Tidak ada yang abadi, baik kesedihan maupun kegembiraan.
Kita harus terus hidup. Saat ketidakberuntungan mengarahkan kita ke jalan buntu, kita harus mencari jalan
lain
(Miramar,
dikutip dari Naguib Mahfouz)
Mendung
memayungi rumah Hans dan Kakeknya. Nyanyian misterius tokek di atap genting itu mengiringi sore. Remaja tirus dengan
rambut ikal itu duduk di samping Kakeknya.
Sebentar-sebentar terdengar suara Kakek mengeluh.
“Hans,
kalau saja aku masih muda , aku pasti akan mengunjungi tempat-tempat indah, Kakek
gak takut bikin kesalahan, dan Kakek
akan makan es krim tanpa mengganggu harga diri Kakek. ”
“Aku
tahu kek, sudah sering Kakek mengatakan itu, Kakek istirahatlah , jangan
berlebihan !”
“Kakek akan mati, satu hari lagi, kamu jangan
pergi kemana-mana.”
“Siapa
yang percaya gosip itu Kek, Kakek hanya terkena sakit ulu hati, sudah biasa kan
Kakek begitu, nanti juga sembuh kek setelah minum obat,” ujar Hans dia menyelimuti Kakeknya.
“Jantung
Hans, rasanya jantung Kakek mau pecah, aku dengar lima hari lagi, dokter
mengatakan hal itu,” terdengar suara Kakek seperti tercekik tapi menurut Hans,Kakek
masih sehat.
Hans
hanya geleng-geleng kepala. Dia tetap
tersenyum meski sedikit kesal. Dia memandang wajah Kakeknya. Sangat pucat dan
lemah. Kakeknya sangat terpengaruh kata-kata dokter yang tidak jelas itu. Sudah
dia jelaskan maksud dokter bilang lima hari itu adalah Kakek harus lima hari
sekali check ke rumah sakit. Tapi Kakek tidak percaya kata-katanya. Menurut Kakek
dirinya hanya menghiburnya. Ditambah lagi suara tokek sialan itu menambah
keyakinan primitif kakek kalau nyawanya akan dicabut.
Perlahan
Hans menutup pintu dan keluar kamar. Kakek sudah tertidur pulas setelah meminum
obat dari dokter. Dia yakin setelah itu Kakek pasti akan pulih lagi. Hans
menghela nafas berat kemudian bergegas ke teras rumah. Dia memakai sandal
jepitnya lalu melangkah ke jalan setapak. Rumput liar sudah mengecambah di
halaman rumah. Bahkan tingginya sudah
mencapai lutut kakinya dan tidak ada yang peduli itu.
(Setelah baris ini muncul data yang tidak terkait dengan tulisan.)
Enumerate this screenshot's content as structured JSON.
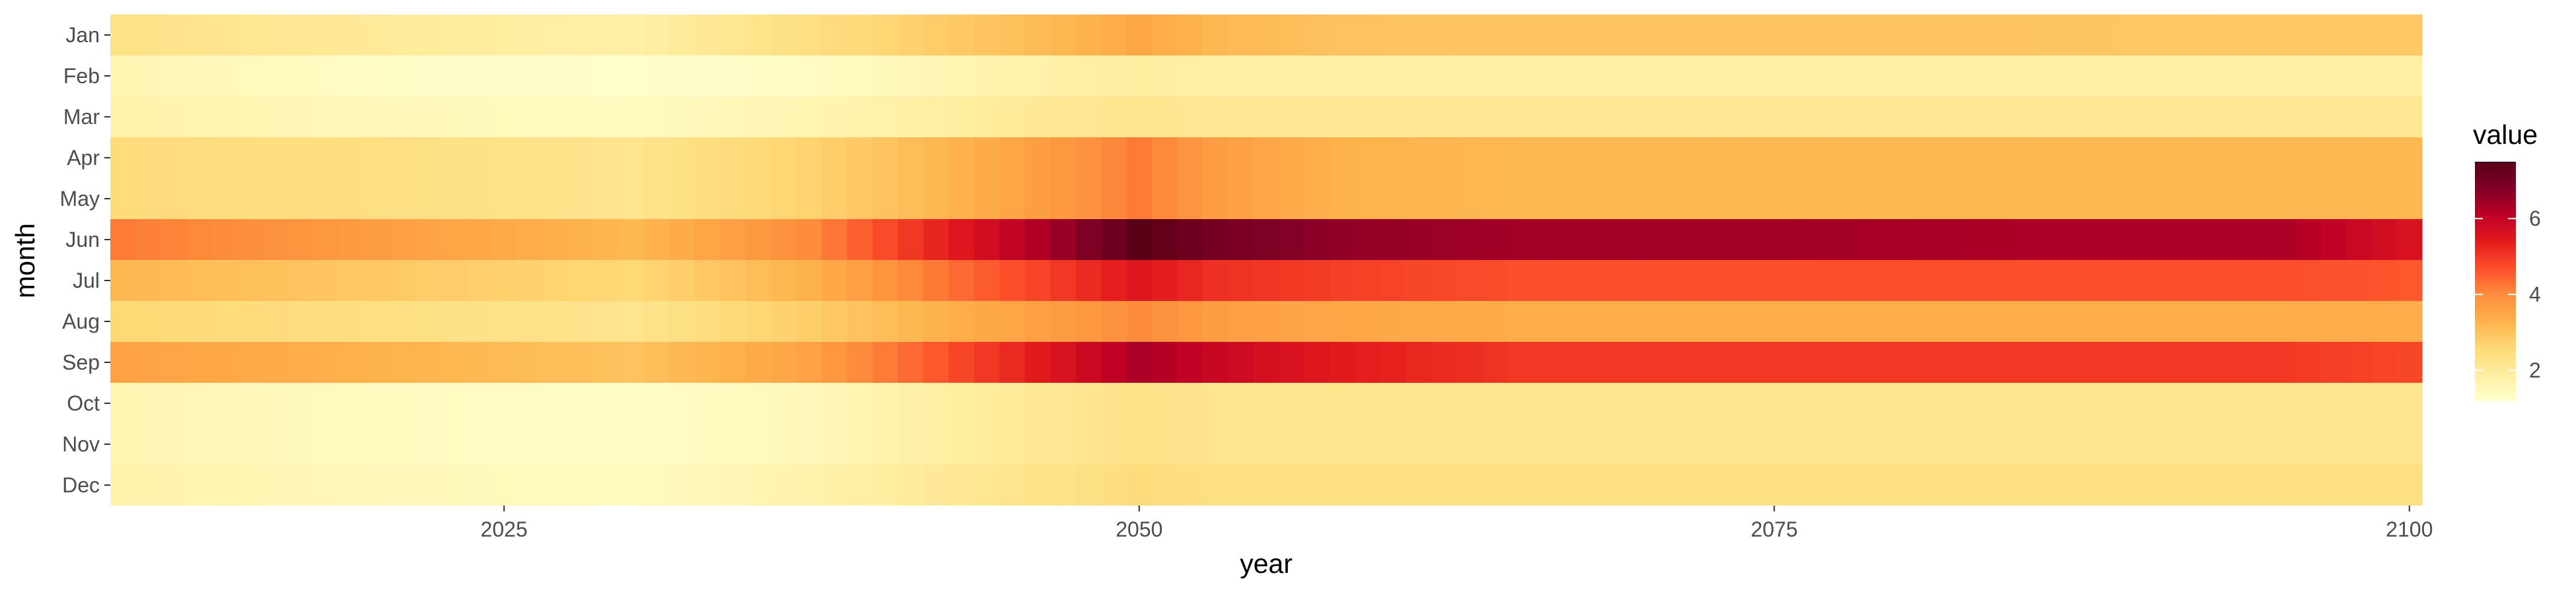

Rasanya rumah itu sudah
menjadi kuburan baginya. Dan Rasanya sebulan ini dadanya pengap. Dia ingin
bertemu Dude.
Hans
berjalan gontai dengan kepala tertekuk.
Ia meremas saku jeansnya yang semakin kumal. Dia tidak ganti baju dua
hari ini. Rasanya semangat itu sudah terbang.
Tidak dipedulikan teriakan kenet di pinggir jalan yang mencari
penumpang.
“Kematian,
apakah itu yang diinginkan kakekku. Dia bilang, dia sudah melihat tanda-tanda
itu. Dari mimpi menjadi pocong dan hal yang tak masuk akal . Dia selalu bilang tolong kalau aku mati
hubungi ini itu dan permintaan maafku disampaikan, dan Kakek sudah menyiapkan
surat wasiat juga.”
Remaja
atletis berambut cepak dengan kaos singlet itu duduk di kursi kecil di samping sepeda
montornya, menopang dagunya menatap Hans. Ia setia mendengarkan cerita Hans.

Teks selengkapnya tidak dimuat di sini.